19 Nisan 2015 03:24

Kürt sinemasının ulusal bir pazarı yok

Dünya seyircisinin anlayabileceği evrensel bir dil kullanmaya çalışıyoruz. Eğer o film uluslararası film festivallerinde gösterilmezse ya da küçük dağıtımcılar veya TV kanalları bulmazsa kayboluyor, çünkü kendi pazarı yok.

Paylaş

Suncem KOÇER*

Bahman Ghobadi, Hiner Saleem, Hisham Zaman gibi Kürt sinemasının önemli yönetmenlerinin filmlerinde yapımcı olarak imzası bulunan, Kar Yağmadan Önce ve Krala Mektup filmlerinin senaristi Mehmet Aktaş yirmi bir yıldan sonra ilk kez İstanbul Film Festivali için Türkiye’ye geldi. Aktaş’ın yapımcılığını üstlendiği ve senaryosunu yaptığı Shawkat Amin Korki imzalı Taşlara Yazılmış Hatıralar, Bakur’a uygulanan sansür nedeniyle uluslararası yarışmadan çekildi. Mehmet Aktaş’la Taşa Yazılmış Hatıralar’ı, İstanbul Film Festivalinde yaşananları, Kürt sinemasında yapım ve dağıtım sorunlarını konuştuk.
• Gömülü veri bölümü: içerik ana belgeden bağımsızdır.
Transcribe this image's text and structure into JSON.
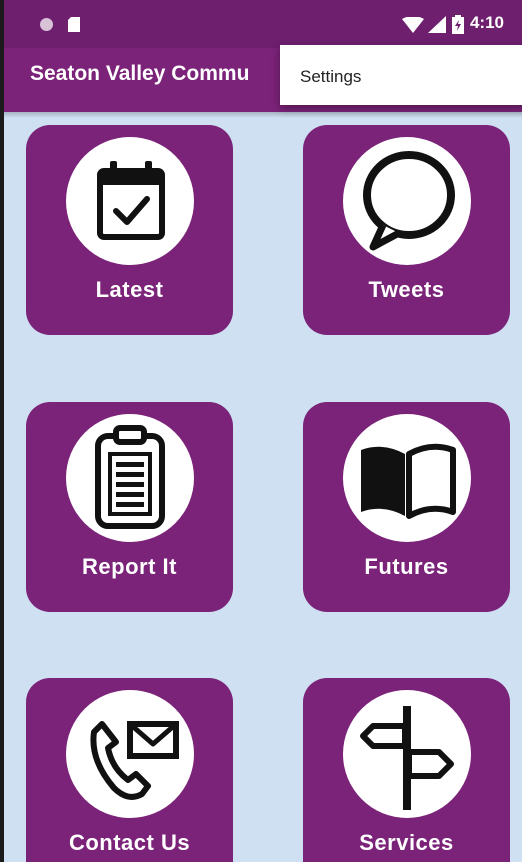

BUGÜNKÜ KÜRT TOPLUMUNUN PORTRESİ

Yapımcılığını ve senaristliğini üstlendiğiniz Taşlara Yazılmış Hatıralar neyi anlatıyor?
Film bir yönetmen ve yapımcının hikayesi. Saddam’ın düşüşünden sonra Enfal katliamı üzerine film yapmak isterken kendileri kurban oluyorlar. Aynı zamanda Kürt sinemasının doğuş sürecini anlatan bir film. İran ve Irak Kürdistanı’nda bazı filmlere yapımcılık yaparken kamera arkasında tanık olduğum olaylar kamera önünde anlattığımız hikayelerden daha ilginç gelmeye başlamıştı. Doğu Kürdistanlı yönetmen Rahim Zabihi ile Efsane Ülkesi diye bir film yaptık. Zabihi bir günde beş defa İran Irak sınırını geçmek durumunda kalmıştı ve film materyallerini İran’dan Irak’a oradan geriye getir götür derken prodüksiyonda en çok masrafı kaçakçılara yaptık. Sınırlarla oynayarak o filmi bitirebildik. Yine Hisham Zaman’ın Kar Yağmadan Önce filminin bir kısmı Amidiye bölgesinde, bir kısmı İstanbul’da ve Berlin’de çekildi. O filmin setinde de inanılmaz olaylara şahit oldum. Bütün bunlar birleşince böyle bir hikaye yazma isteği doğdu. Taşlara Yazılmış Hatıralar aynı zamanda bugünkü Kürt toplumunun bir portresi. Bir taraftan kendi coğrafyasına aşık, aynı zamanda onunla mutlu olmayan iki sinemacıyı anlatıyor.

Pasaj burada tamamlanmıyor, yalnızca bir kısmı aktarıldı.